The Digest:
The Nigerian government has commenced implementation of Executive Order 9 on direct oil revenue remittance to the Federation Account, targeting deductions previously retained by the Nigerian National Petroleum Company (NNPC) Limited. Finance Minister Wale Edun announced the development following the Implementation Committee's inaugural meeting on February 26. Under the reforms, NNPC has been directed to stop collecting the 30 percent management fee and 30 percent frontier exploration fund deductions from profit oil and gas under Production Sharing Contracts (PSCs). Remittances of gas flare penalties into the Midstream and Downstream Gas Infrastructure Fund (MDGIF) have also been suspended. A technical subcommittee will develop comprehensive transition guidelines within three weeks, reviewing Petroleum Industry Act provisions to address structural and fiscal gaps.

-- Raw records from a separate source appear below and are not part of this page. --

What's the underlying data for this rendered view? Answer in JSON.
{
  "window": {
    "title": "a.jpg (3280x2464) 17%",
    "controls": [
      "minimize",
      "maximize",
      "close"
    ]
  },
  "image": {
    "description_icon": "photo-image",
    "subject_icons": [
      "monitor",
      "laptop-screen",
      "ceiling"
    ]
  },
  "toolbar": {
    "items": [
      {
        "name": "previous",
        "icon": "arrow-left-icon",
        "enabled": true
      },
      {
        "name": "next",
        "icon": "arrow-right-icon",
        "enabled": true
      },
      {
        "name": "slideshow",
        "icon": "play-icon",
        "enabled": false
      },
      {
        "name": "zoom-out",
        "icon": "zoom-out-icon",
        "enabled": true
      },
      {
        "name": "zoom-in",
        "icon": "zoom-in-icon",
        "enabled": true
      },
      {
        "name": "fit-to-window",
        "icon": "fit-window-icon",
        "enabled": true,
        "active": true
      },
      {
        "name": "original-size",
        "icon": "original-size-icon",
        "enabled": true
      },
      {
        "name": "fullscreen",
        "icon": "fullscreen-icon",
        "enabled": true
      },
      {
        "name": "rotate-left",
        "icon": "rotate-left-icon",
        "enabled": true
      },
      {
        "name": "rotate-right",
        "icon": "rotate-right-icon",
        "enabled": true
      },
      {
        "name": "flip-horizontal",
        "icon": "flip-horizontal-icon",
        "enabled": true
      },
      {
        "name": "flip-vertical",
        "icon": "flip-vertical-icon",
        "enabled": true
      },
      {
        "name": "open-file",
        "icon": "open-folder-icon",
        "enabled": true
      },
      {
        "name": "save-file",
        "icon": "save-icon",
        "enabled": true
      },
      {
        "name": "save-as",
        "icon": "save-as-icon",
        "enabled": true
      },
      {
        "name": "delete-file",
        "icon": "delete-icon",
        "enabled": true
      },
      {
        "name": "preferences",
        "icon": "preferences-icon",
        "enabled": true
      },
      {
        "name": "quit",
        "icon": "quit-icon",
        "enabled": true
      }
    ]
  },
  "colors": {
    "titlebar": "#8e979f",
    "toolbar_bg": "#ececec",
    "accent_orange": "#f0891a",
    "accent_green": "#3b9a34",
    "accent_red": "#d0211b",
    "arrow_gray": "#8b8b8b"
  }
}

President Tinubu issued the Executive Order to ensure transparent handling of all revenues accruing to the Federation.
Key Points
- The order significantly curtails NNPC's previous revenue retention powers, redirecting funds to the Federation Account.
- The suspension of management and exploration fees represents a major shift in oil revenue administration.
- The three-week guideline development indicates a structured but urgent transition timeline.
- The reform aims to enhance transparency and maximize public benefit from petroleum resources.
- The move has drawn opposition from petroleum workers' unions who have called for its withdrawal.